GMP Manufacturing Suite Build-out: The Company began the expansion of its manufacturing capacity in early 2017 by commencing the build-out of a GMP suite in its headquarters building in Rockville, Maryland to support larger-scale clinical and commercial manufacturing. MacroGenics expects this manufacturing suite to be fully operational in 2018.
Dr. Jay Siegel Added to Board.

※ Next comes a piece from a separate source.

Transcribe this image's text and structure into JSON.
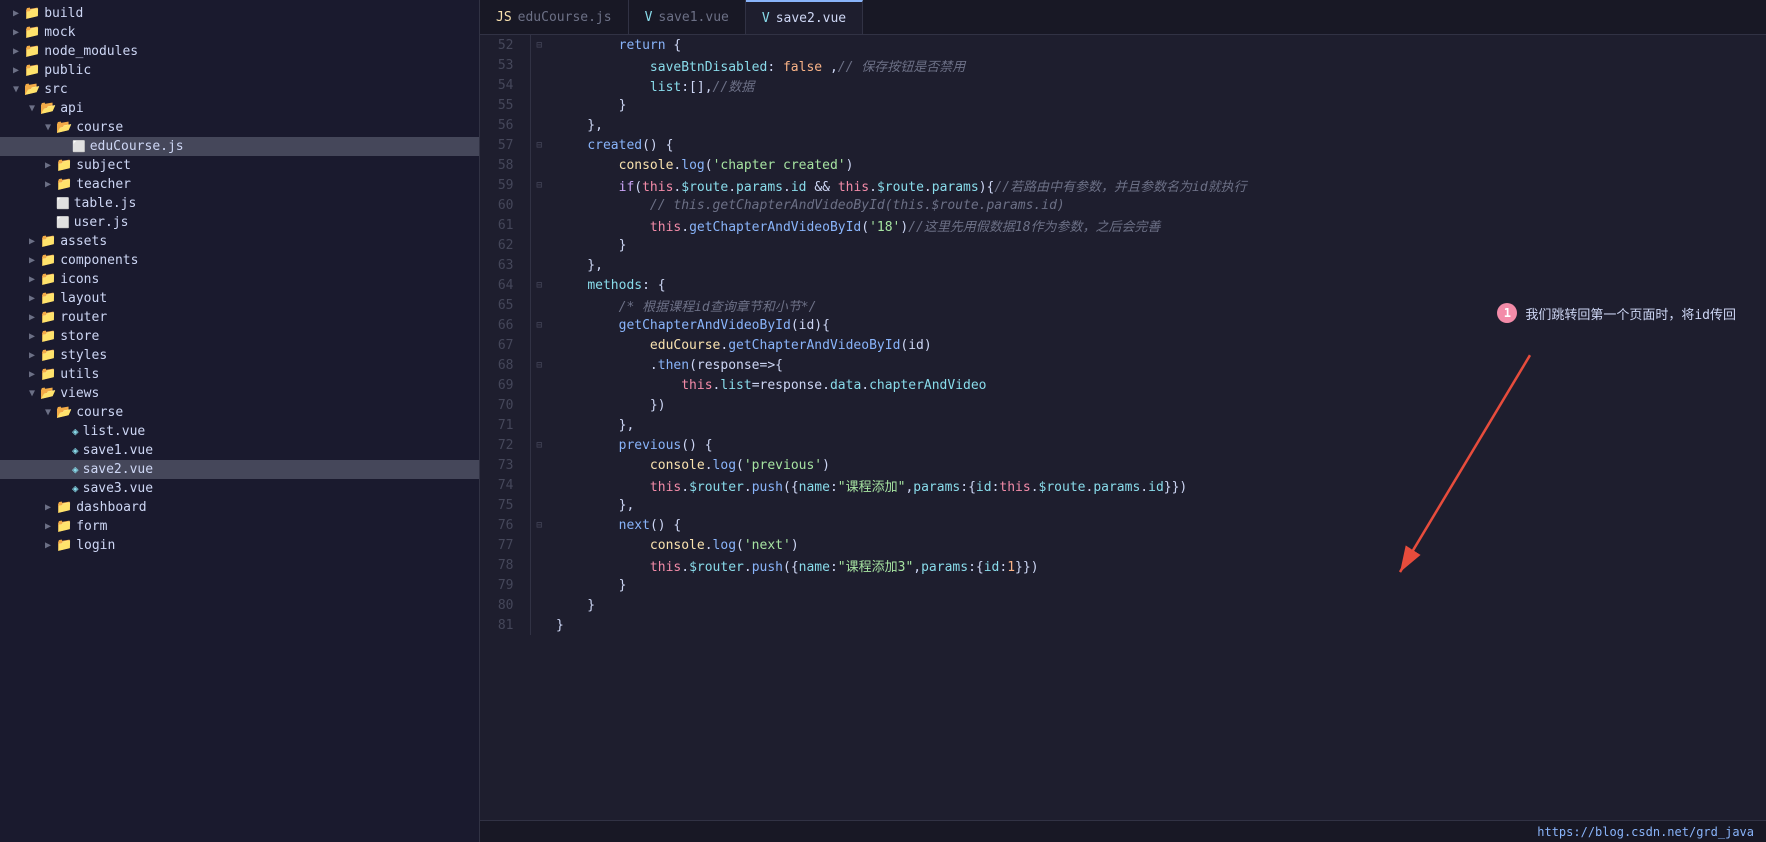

In November 2017, MacroGenics announced the appointment of Jay Siegel, M.D., former Chief Biotechnology Officer and Head of Scientific Strategy and Policy at Johnson & Johnson, to its Board of Directors.

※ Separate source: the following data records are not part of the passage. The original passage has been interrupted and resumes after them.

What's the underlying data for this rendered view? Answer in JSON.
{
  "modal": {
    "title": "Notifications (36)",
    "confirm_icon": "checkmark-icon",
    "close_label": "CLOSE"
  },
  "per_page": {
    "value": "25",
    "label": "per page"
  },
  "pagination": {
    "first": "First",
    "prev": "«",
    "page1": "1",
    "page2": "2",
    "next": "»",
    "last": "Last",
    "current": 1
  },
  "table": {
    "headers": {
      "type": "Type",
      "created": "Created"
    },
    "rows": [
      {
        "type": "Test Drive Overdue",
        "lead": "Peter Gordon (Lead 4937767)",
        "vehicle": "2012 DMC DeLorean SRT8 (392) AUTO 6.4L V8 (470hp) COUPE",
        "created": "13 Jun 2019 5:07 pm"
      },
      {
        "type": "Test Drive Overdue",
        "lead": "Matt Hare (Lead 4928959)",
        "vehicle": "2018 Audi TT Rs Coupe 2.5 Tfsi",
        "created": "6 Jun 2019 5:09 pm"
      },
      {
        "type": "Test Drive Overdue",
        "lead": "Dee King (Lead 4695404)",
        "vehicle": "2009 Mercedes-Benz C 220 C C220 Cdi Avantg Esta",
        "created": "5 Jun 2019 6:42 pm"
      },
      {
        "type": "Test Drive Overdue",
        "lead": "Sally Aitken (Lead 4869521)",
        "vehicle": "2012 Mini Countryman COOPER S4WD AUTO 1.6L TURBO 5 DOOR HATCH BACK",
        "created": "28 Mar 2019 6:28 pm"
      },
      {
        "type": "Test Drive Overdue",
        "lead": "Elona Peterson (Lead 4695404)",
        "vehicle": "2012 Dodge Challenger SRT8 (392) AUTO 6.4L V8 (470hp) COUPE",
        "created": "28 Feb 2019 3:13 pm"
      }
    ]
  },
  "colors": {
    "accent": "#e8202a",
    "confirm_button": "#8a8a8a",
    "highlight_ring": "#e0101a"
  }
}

2017 Financial Results and Cash Runway Guidance

Cash Position: Cash, cash equivalents and marketable securities as of December 31, 2017, were $305.1 million, compared to $285.0 million as of December 31, 2016.
Revenue: Total revenue, consisting primarily of revenue from collaborative agreements, was $157.7 million for the year ended December 31, 2017, compared to $91.9 million for the year ended December 31, 2016. Revenue from collaborative agreements includes the recognition of deferred revenue from payments received in previous periods as well as payments received during the year.
R&D Expenses: Research and development expenses were $147.2 million for the year ended December 31, 2017, compared to $122.1 million for the year ended December 31, 2016. This increase was primarily due to continued or expanded enrollment across multiple clinical trials as well as IND-enabling activities related to two preclinical product candidates.
G&A Expenses: General and administrative expenses were $32.7 million for the year ended December 31, 2017, compared to $29.8 million for the year ended December 31, 2016. This increase was primarily due to labor-related costs, including stock-based compensation expense, and information technology-related expenses, partially offset by lower patent expenses.
Net Loss: Net loss was $19.6 million for the year ended December 31, 2017, compared to net loss of $58.5 million for the year ended December 31, 2016.
Shares Outstanding: Shares outstanding as of December 31, 2017 were 36,859,077.
Cash Runway Guidance: MacroGenics expects that its current cash, cash equivalents and marketable securities, combined with anticipated funding under its current strategic collaborations, should fund the Company’s operations for approximately two years.